Behavior Genetics
- Discipline: Behavior genetics
- Language: English
- Edited by: Valerie Knopik

Publication details
- History: 1971–present
- Publisher: Springer Science+Business Media
- Frequency: Bimonthly
- Open access: Hybrid
- Impact factor: 2.6 (2023)

Standard abbreviations
- ISO 4: Behav. Genet.

Indexing
- CODEN: BHGNAT
- ISSN: 0001-8244 (print) 1573-3297 (web)
- LCCN: 77015467
- OCLC no.: 01519335

Links
- Journal homepage; Online archive;

= Behavior Genetics (journal) =

Behavior Genetics is a bimonthly peer-reviewed scientific journal published by Springer Science+Business Media. It covers "research in the inheritance of behavior" and is the official journal of the Behavior Genetics Association. The journal was established in 1971 with Steven G. Vandenberg as its founding editor-in-chief. He was succeeded by Jan Bruell (1978–1986). Each year, the editorial board chooses a particularly meritorious paper in the previous year's volume of the journal for the Editors' Choice Award, acknowledged by "$1000 and a good bottle of wine" as well as a citation made in the journal. This award was created in the honor of David Fulker, a past president of the Behavior Genetics Association (1982) and former editor-in-chief (1987–1998). From 2001–2025, John K. Hewitt was editor-in-chief. He was succeeded by Valerie Knopik (2025–present). The abstracts of the annual meetings are printed in the journal.
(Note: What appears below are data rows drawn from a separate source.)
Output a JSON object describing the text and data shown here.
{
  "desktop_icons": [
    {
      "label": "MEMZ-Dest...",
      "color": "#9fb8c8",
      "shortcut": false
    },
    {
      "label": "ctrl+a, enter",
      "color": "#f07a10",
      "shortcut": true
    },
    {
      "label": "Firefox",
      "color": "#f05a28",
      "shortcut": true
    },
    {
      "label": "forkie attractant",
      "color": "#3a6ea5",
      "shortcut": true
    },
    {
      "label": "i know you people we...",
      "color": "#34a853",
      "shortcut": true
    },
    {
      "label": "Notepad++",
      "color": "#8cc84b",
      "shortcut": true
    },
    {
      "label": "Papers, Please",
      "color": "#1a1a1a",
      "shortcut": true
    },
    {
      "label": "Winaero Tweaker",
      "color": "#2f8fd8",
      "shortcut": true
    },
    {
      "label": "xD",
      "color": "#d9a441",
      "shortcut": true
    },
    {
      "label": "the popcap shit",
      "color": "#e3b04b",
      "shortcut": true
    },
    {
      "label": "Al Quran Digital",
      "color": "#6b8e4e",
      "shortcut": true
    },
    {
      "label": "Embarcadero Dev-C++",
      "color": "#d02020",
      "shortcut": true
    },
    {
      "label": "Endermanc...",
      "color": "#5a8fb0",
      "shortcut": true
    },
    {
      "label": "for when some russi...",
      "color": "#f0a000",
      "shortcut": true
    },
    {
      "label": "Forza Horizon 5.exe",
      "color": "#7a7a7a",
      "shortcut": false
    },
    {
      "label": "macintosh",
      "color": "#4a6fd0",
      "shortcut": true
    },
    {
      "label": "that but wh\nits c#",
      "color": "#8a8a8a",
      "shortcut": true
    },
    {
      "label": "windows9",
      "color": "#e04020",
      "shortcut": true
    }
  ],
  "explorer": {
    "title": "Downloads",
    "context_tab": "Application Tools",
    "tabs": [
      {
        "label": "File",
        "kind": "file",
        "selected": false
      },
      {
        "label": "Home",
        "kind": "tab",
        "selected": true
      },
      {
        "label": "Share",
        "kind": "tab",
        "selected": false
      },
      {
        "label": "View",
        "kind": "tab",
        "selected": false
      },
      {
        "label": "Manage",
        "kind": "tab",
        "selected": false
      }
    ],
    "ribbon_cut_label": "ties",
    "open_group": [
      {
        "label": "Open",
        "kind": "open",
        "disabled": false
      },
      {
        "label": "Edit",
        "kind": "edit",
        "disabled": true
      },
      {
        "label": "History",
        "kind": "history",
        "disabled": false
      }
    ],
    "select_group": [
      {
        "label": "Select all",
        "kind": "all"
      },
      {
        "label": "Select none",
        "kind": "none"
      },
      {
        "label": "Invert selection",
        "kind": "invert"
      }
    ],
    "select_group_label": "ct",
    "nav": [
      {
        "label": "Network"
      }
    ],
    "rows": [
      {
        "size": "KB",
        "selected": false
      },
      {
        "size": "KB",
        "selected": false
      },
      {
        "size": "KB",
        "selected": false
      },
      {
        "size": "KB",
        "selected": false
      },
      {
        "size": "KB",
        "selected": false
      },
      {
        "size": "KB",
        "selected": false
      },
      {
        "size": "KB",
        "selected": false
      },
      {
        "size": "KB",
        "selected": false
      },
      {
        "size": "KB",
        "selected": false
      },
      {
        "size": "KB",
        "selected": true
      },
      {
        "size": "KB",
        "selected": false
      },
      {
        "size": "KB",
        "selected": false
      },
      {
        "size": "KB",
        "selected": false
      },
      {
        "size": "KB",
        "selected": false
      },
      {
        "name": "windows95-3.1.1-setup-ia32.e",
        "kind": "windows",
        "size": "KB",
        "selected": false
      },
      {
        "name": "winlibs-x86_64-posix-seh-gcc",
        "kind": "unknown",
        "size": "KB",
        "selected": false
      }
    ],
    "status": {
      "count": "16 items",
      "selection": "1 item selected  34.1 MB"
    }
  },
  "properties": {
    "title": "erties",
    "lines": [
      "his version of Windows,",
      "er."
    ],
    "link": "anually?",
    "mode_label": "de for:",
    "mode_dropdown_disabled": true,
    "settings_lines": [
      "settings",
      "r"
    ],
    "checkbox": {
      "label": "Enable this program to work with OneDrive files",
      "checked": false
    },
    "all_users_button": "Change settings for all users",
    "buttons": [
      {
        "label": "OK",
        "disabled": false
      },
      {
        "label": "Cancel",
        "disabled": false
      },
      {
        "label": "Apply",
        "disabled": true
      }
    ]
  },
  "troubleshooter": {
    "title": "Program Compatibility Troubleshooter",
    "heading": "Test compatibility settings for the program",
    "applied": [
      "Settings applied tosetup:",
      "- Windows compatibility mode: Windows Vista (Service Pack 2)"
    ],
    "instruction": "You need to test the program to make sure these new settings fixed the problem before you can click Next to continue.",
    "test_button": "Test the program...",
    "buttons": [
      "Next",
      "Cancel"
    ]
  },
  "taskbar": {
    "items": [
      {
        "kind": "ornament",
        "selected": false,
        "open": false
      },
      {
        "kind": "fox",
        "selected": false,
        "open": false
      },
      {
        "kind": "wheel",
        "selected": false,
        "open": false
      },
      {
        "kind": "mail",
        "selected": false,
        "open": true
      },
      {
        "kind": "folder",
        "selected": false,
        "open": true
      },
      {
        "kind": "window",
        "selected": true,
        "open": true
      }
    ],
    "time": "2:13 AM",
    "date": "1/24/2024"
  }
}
==Abstracting and indexing==
The journal is abstracted and indexed in Biological Abstracts/BIOSIS Previews, CAB Abstracts, Current Awareness in Biological Sciences, Current Contents/Social & Behavioral Sciences and Life Sciences, Embase, PsycINFO, MEDLINE/PubMed, Science Citation Index Expanded, Scopus, Social Sciences Citation Index, and The Zoological Record. According to the Journal Citation Reports, the journal has a 2023 impact factor of 2.6.